14
votes

The msdn documentation explains that in directx 11 there are multiple ways to fill a directx 11 texture programmatically:

(1) Create the texture with default usage texture and initialize it with data from memory

(2) Create the texture with dynamic usage, use DeviceContext Map to get a pointer to texture memory, write to it, then use Unmap to indicate you are done (at which point I guess it is copied to the gpu)

(3) Create the texture with staging usage and follow same steps as for dynamic texture, but follow that with a call to ID3D11DeviceContext.CopyResource to use this staging texture to in turn fill a (non immutable) default or dynamic texture.

However the documentation doesn't explain pros and cons of each method at all, and I am still quite new to directx, so it is not at all clear to me.

What are the pros and cons of each of these ways of creating a texture programmatically in directx 11?

Side note: I have read that in the context of staging textures, reading back from the gpu isn't buffered so you have to do your own double buffering. But I don't know whether this was accurate and whether it applies to writing using staging textures (or even really what it means).

Second side note: The Map method documentation says it gets a pointer to data in a subresource and denies the GPU access to that subresource. When the GPU wants to access a texture whose underlying data has been called by Map, what does it do? Stall? (I ask because this sounds like part of the pros and cons I inquired about)

1
Adding notes as I learn. Apparently you can't create a multisampled default texture programatically using method (1) above.user334911
While extremely vague the D3D11_MAP_FLAG in the call to map in directx 11 apparently tells the GPU what to do if it needs the mapped resource. Only one flag is currently documented, and it isn't clear whether using 0 means to stall.user334911
Apparently a D3D11_USAGE_DYNAMIC resource must have miplevels equal to 1.user334911

1 Answers

24
votes

The right answer depends on what you're going to use the texture for. Those three options are different ways of getting data from the CPU into the texture. If this is a rendertarget, you generally aren't providing initial data from the CPU, so you can ignore these: create the texture, and when you're ready render into it (perhaps Clear()ing it first).

So assuming you do have data in application memory that you want to get into the texture:

If this is just a static texture (by that I mean the texture is read from much more than it is written to), then you want a USAGE_DEFAULT or USAGE_IMMUTABLE texture. These are generally optimized for GPU read performance compared to USAGE_DYNAMIC. If you have the data handy when you create the texture, then option (1) is easiest, uses the least intermediate memory, and in DX11 the data transfer to the GPU can be done on a separate thread from your rendering thread. If you don't have the data at the time you create the texture, use UpdateSubresource() or option (3) to provide the data when you have it.

If it's a dynamic texture, meaning that you provide new contents from the CPU frequently (CPU-based video playback is the canonical case: data is provided by CPU once per frame, then read by the GPU once per frame) then you probably want to use USAGE_DYNAMIC and option (2).

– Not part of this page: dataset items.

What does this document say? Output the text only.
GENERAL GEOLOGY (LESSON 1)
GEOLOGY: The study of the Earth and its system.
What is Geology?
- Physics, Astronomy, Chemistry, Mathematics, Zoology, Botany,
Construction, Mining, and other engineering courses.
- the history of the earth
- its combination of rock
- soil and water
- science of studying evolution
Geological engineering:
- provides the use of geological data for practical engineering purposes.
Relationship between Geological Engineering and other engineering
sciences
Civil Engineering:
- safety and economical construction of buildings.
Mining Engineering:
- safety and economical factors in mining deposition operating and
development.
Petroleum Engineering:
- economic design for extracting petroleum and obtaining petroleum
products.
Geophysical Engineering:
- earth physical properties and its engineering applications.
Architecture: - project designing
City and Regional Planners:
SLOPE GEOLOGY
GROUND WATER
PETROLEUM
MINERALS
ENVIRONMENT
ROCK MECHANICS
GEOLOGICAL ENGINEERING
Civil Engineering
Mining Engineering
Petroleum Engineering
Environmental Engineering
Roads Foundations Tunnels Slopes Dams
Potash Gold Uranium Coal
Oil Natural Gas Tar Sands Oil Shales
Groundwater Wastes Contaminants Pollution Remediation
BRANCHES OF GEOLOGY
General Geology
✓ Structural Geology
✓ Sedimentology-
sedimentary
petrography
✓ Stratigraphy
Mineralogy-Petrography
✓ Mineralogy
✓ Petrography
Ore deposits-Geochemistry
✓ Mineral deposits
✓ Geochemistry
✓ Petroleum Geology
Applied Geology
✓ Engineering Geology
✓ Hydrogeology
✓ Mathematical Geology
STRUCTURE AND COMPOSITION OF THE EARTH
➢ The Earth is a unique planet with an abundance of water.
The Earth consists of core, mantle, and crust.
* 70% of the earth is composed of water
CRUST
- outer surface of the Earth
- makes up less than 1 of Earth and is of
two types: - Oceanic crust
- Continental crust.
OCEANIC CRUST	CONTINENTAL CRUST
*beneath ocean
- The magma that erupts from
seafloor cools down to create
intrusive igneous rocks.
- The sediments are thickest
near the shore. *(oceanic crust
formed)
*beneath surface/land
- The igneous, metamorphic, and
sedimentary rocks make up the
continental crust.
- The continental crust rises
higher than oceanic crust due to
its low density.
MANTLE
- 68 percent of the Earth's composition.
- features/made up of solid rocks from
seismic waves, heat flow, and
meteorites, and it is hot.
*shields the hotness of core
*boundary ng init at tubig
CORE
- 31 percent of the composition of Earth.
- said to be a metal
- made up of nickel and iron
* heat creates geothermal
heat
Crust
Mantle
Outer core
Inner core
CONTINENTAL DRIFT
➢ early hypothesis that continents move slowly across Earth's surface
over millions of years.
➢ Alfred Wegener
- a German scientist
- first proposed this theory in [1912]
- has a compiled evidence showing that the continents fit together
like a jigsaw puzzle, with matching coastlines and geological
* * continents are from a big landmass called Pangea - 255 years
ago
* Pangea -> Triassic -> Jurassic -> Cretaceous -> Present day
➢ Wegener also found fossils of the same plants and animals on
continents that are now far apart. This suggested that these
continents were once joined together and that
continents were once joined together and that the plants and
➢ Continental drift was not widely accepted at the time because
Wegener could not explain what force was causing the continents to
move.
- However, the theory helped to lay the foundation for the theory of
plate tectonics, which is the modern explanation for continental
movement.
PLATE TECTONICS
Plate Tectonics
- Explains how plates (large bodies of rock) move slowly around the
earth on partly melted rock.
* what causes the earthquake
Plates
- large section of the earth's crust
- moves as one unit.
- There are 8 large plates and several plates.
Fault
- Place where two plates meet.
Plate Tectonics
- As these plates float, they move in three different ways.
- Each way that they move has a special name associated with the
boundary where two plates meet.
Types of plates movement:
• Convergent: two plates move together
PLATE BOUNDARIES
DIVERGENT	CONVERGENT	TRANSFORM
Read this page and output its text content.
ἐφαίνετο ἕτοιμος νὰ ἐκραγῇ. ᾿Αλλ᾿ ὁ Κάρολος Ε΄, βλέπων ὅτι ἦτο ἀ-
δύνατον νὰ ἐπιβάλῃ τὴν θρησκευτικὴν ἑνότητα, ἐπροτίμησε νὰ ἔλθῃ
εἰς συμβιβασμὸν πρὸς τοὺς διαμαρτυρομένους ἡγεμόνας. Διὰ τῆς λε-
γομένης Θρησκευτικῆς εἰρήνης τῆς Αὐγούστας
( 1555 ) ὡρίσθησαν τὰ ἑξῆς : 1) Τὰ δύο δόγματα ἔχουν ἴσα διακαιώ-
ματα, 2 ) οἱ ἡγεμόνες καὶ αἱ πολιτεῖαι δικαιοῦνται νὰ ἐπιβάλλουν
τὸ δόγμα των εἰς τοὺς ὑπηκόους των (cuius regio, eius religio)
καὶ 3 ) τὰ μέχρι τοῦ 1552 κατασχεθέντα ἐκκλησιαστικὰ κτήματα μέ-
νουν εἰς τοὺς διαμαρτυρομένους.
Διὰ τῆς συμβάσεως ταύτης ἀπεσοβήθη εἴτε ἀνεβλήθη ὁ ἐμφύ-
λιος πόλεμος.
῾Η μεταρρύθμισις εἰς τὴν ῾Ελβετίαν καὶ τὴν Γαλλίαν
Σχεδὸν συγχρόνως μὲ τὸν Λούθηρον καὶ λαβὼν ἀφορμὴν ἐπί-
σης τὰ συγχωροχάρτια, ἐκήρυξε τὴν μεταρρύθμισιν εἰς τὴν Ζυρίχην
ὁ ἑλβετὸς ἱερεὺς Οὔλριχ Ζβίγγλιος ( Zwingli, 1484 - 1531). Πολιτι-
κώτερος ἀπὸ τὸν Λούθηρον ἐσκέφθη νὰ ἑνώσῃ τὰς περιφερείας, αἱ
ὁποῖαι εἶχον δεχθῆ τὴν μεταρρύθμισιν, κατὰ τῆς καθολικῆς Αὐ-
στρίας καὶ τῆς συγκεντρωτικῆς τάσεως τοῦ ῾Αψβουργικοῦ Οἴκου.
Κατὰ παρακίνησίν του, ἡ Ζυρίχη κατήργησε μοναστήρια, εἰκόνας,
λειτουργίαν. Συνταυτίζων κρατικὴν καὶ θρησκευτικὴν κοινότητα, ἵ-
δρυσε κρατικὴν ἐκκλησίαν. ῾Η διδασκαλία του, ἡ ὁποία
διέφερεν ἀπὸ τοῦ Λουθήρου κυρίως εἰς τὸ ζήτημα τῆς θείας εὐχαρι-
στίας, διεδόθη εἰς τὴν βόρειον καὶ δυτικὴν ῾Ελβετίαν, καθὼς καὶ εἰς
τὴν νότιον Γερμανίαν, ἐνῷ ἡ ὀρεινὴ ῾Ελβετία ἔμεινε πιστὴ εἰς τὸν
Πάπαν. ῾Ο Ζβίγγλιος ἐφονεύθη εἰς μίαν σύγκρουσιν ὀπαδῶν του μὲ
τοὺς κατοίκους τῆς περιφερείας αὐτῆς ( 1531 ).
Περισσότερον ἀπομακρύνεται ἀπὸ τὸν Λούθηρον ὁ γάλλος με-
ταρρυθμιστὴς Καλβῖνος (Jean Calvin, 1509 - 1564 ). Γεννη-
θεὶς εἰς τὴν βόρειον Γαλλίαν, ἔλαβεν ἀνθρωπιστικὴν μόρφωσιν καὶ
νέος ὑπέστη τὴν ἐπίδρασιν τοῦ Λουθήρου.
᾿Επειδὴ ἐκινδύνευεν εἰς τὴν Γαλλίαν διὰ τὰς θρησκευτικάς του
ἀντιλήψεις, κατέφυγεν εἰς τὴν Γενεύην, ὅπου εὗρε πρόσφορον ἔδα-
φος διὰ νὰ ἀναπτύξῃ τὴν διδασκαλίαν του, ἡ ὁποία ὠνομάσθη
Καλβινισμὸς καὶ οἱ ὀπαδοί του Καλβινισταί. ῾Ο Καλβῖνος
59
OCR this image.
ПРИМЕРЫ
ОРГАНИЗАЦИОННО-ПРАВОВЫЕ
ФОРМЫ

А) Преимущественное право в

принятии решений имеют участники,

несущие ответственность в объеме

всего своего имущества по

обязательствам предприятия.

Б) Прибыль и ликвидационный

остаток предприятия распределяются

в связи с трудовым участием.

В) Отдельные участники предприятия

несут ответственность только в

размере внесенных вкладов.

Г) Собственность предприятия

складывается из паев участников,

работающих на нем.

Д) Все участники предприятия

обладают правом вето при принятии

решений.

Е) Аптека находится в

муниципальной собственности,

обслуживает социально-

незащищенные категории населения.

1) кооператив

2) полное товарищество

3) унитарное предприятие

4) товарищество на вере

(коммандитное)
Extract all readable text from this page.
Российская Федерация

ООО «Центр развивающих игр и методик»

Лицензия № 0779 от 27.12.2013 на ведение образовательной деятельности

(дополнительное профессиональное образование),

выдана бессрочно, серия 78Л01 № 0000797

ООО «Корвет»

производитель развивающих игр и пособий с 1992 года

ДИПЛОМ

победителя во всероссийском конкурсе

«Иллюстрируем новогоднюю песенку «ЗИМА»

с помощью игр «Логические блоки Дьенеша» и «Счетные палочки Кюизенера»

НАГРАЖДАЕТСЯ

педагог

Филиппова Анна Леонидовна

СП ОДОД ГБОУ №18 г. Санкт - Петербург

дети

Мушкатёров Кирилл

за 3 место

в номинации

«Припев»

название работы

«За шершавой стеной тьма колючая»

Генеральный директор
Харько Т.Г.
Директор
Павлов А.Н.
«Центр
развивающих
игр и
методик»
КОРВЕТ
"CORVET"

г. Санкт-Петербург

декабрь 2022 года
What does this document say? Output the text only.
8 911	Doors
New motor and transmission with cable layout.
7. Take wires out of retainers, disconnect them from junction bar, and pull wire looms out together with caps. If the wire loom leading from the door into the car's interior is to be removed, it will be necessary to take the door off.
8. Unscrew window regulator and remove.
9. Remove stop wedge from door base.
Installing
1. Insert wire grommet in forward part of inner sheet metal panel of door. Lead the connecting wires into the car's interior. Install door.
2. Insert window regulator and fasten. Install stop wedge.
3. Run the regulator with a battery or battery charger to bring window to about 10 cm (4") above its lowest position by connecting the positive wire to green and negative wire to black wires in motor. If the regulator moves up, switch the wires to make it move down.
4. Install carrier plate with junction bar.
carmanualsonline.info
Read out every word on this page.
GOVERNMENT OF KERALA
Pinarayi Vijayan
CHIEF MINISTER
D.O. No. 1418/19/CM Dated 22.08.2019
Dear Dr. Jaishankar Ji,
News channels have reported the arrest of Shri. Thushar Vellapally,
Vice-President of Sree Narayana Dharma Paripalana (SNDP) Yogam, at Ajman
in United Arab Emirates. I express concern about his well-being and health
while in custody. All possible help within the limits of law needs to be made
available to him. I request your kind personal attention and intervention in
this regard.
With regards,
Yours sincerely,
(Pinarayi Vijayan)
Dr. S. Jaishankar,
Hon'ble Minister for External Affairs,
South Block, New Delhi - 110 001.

USAGE_DYNAMIC textures are optimized for streaming data from the CPU to the GPU rather than simply for GPU reads. The details (and performance implications) vary between hardware vendors, but usually you only want to use USAGE_DYNAMIC if you really are streaming data from CPU to GPU, rather than simply because it's a convenient way to load static data up-front.

Option (3) is more specialized, and can be used for either initial data load into a static texture (reuse the staging surface(s) for loading data for many textures) or for streaming data for relatively dynamic use. It gives you precise control over GPU/CPU synchronization and over the intermediate memory used for transfers. Usually you'd use a ring of staging buffers, and D3D11_MAP_FLAG_DO_NOT_WAIT to check whether each buffer is still in use by a previous CopyResource. I consider this an expert option -- if you're not careful you can hurt perf badly by preventing the CPU and GPU from running asynchronously.

Full disclosure: I work on the D3D driver at Nvidia, but these are my personal opinions.